Me enamoré de un restaurante que se llamaba Carlos’n Charlie’s pedía chance de cocinar pero no tenían vacantes sólo de lavaplatos la tomé porque yo de verdad quería estar en ese lugar, cuando tenía oportunidad me pegaba con el panadero para tratar de absorber todo el conocimiento que el tenía. Ahí descubrí los ostiones que es algo que hasta la fecha me fascina.
Cuando estaba en la preparatoria la ciudad comenzó a vivir una ola de violencia e inseguridad muy grande. Tuve que dejar de estudiar y mudarme a Guadalajara donde conseguí trabajo en buenos restaurantes y ahí me di cuenta qué hay un mundo más allá detrás de las cortinas de los clientes, que es el mundo del cocinero. Toda una subcultura que solo las personas detrás de la línea conocen.
En Guadalajara me di cuenta que la carrera de cocinero a un alto nivel, para muchos era algo así como ser jugador de fútbol.
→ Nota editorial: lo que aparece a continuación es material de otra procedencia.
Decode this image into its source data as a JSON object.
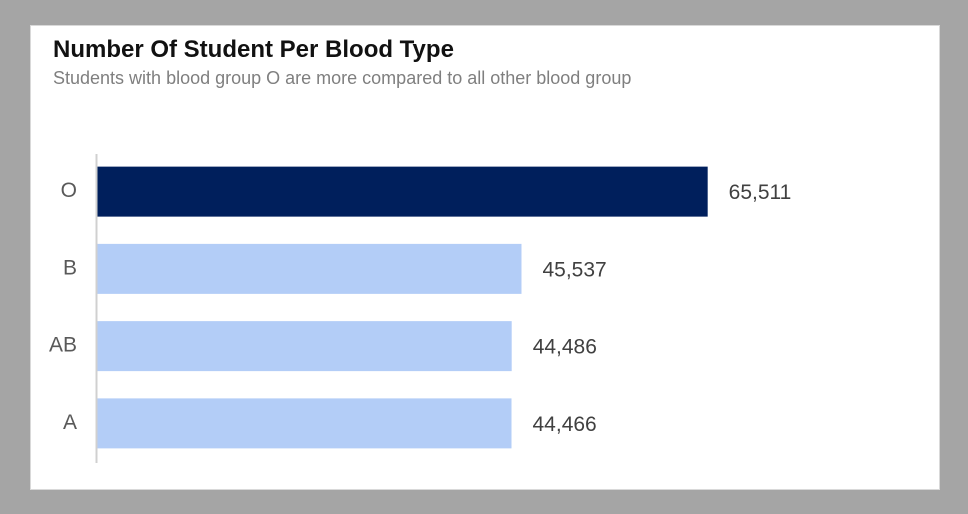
{
  "chart_data": {
    "type": "bar",
    "orientation": "horizontal",
    "title": "Number Of Student Per Blood Type",
    "subtitle": "Students with blood group O are more compared to all other blood group",
    "categories": [
      "O",
      "B",
      "AB",
      "A"
    ],
    "values": [
      65511,
      45537,
      44486,
      44466
    ],
    "value_labels": [
      "65,511",
      "45,537",
      "44,486",
      "44,466"
    ],
    "highlight_category": "O",
    "colors": {
      "highlight": "#001f5c",
      "default": "#b3cdf7",
      "axis": "#d0d0d0",
      "background": "#ffffff",
      "frame": "#a5a5a5"
    },
    "xlim": [
      0,
      87000
    ],
    "grid": false,
    "legend": "none"
  }
}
Conocí a muchos chefs de renombre y por alguna razón me invitaban a visitar lugares donde nos trataban como celebridades, nos daban a probar ingredientes que en mi vida hubiera probado solo.
En Ciudad de México conocí a un chef que posteriormente se convertiría en mi mentor, me adentro mucho al mundo de los grandes cocineros. Un mundo que se mueve no por dinero sino por la huella que piensas dejar a futuras generaciones. La cocina para mi es una forma de expresarme y ver que a la gente le gusta es muy satisfactorio.